Terá de passar em Santa Cruz para encontrar o Funchal. Desvie o seu movimento e abrace o Cristo-Rei. Na capital, Funchal, terá muito por onde ir. Museus, Zona Velha com as suas portas pintadas, Jardim Botânico, praias, passear na cidade sempre em flor, mas não deixe de visitar a Livraria Esperança, fundada em 1886. Tudo o que os outros não têm irá encontrar nesta livraria. Aproveite e prove, no outro lado da rua, o famoso vinho Madeira. Passe pela Reitoria da Universidade da Madeira e faça a visita guiada, com os nossos estudantes, ao Colégio dos Jesuítas, fundado por alvará do Rei D. Sebastião, em 20 de Agosto de 1569. Passe pela Sé do Funchal, monumento nacional desde 1910, e espreite vagarosamente o tecto. Vale a pena ler o livro História do Funchal, publicado em 2016 pela Imprensa Académica, do meu querido amigo Rui Carita. Aliás, recomendo os livros sobre a História da Madeira da mesma editora. Escrevi em 2014, a propósito do Funchal, que o cosmopolitismo desta cidade foi, ao longo dos tempos, um local de passagem para o gosto alemão, mas também para os flamengos e italianos. Desde sempre, o Funchal foi visto como um centro internacional de negócios (e que, ironicamente, hoje se mantém com outras características na zona este da ilha) e foi pelo açúcar que assumimos aquilo a que podemos chamar de experimentalismo capitalista. Do povoamento no século XV, “que surgiu na sequência do descerco de Ceuta em 1418” (Carita, R. 2013., p.10), ao Funchal do início do século XXI fica sempre patente a “progressiva conquista da autonomia da Região Autónoma da Madeira, cimentada na competitividade do Funchal como um importante polo de Turismo Internacional (idem, p. 237).

Turismo esse que, já no século XVIII, com características terapêuticas e particularmente vocacionado para o tratamento de doenças pulmonares ganhava fama por toda a Europa. Eram as classes mais abastadas que, para fugir ao rigoroso inverno europeu, procuravam nesta região a esperança para a cura dos seus problemas de saúde fazendo com que a Madeira fosse conhecida como um “Sanatorium natural” (idem, p.149). Por aqui passaram escritores, poetas, duques e princesas, rainhas e imperatrizes e foi o governador José Silvestre o “primeiro a sensibilizar as forças vivas do Funchal para as potencialidades da cidade como zona de lazer internacional, restaurando alguns monumentos e zelando pela limpeza geral da cidade e, inclusivamente, pelos hábitos públicos da higiene dos seus habitantes” (idem. p.150)’.

Mas não vivemos apenas de livros.

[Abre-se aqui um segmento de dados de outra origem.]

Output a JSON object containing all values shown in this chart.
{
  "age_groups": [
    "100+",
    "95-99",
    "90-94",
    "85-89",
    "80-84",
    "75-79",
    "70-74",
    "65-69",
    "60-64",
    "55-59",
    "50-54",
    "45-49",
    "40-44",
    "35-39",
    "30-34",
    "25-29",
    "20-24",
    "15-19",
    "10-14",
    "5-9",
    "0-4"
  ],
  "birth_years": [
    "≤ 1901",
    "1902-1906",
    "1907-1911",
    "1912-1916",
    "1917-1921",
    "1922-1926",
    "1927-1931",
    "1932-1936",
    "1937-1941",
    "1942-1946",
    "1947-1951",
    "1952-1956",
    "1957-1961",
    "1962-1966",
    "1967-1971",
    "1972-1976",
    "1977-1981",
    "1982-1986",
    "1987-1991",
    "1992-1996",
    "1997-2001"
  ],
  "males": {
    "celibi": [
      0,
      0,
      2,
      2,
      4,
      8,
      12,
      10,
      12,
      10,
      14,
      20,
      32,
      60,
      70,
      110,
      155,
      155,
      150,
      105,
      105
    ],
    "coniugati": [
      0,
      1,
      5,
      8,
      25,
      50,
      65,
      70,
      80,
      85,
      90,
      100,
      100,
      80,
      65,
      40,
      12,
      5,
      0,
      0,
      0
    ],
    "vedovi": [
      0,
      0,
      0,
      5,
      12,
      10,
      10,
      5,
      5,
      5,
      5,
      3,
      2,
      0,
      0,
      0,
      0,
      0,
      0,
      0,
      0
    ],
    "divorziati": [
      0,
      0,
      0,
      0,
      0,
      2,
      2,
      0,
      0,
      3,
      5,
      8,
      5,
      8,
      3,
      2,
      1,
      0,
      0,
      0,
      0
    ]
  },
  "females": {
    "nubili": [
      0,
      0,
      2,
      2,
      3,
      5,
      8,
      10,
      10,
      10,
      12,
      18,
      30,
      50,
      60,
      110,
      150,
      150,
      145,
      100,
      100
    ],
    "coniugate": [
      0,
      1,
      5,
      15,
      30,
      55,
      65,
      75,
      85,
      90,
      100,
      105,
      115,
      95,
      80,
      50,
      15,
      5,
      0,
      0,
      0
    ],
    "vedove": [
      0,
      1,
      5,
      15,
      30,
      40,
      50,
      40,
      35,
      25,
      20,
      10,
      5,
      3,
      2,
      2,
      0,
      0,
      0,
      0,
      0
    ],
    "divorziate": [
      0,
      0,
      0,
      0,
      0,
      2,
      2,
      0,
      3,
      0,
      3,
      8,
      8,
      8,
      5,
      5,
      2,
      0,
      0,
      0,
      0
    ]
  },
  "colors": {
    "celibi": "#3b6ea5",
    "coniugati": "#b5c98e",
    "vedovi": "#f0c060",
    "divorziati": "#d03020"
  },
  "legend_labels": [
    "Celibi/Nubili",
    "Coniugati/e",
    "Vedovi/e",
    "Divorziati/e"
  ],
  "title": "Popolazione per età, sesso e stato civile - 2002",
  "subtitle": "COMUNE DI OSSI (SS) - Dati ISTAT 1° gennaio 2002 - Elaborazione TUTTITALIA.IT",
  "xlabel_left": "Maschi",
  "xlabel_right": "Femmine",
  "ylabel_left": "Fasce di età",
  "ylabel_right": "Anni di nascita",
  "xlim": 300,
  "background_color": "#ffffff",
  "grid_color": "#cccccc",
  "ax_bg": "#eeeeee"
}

Segue-se a conhecida poncha que exige a sua presença numa das baías mais belas da Madeira, em Câmara de Lobos. Provavelmente, é das cidades da região que mais respira vida. Siga até ao Centro de Artes na Casa das Mudas. Ficará espantado com o enquadramento deste museu que se confunde com a escarpa montanhosa da Calheta. Toda a ilha é um canto com recantos e histórias. Como já não tenho espaço para escrever muito mais, venha até cá. A Madeira é o melhor lugar do mundo para passar férias. Aqui sentir-se-á tranquilo. Não estamos imunes a nada, mas na vida pouco está garantido. Siga as orientações das autoridades de saúde e, se nos cruzarmos, eu pago a poncha.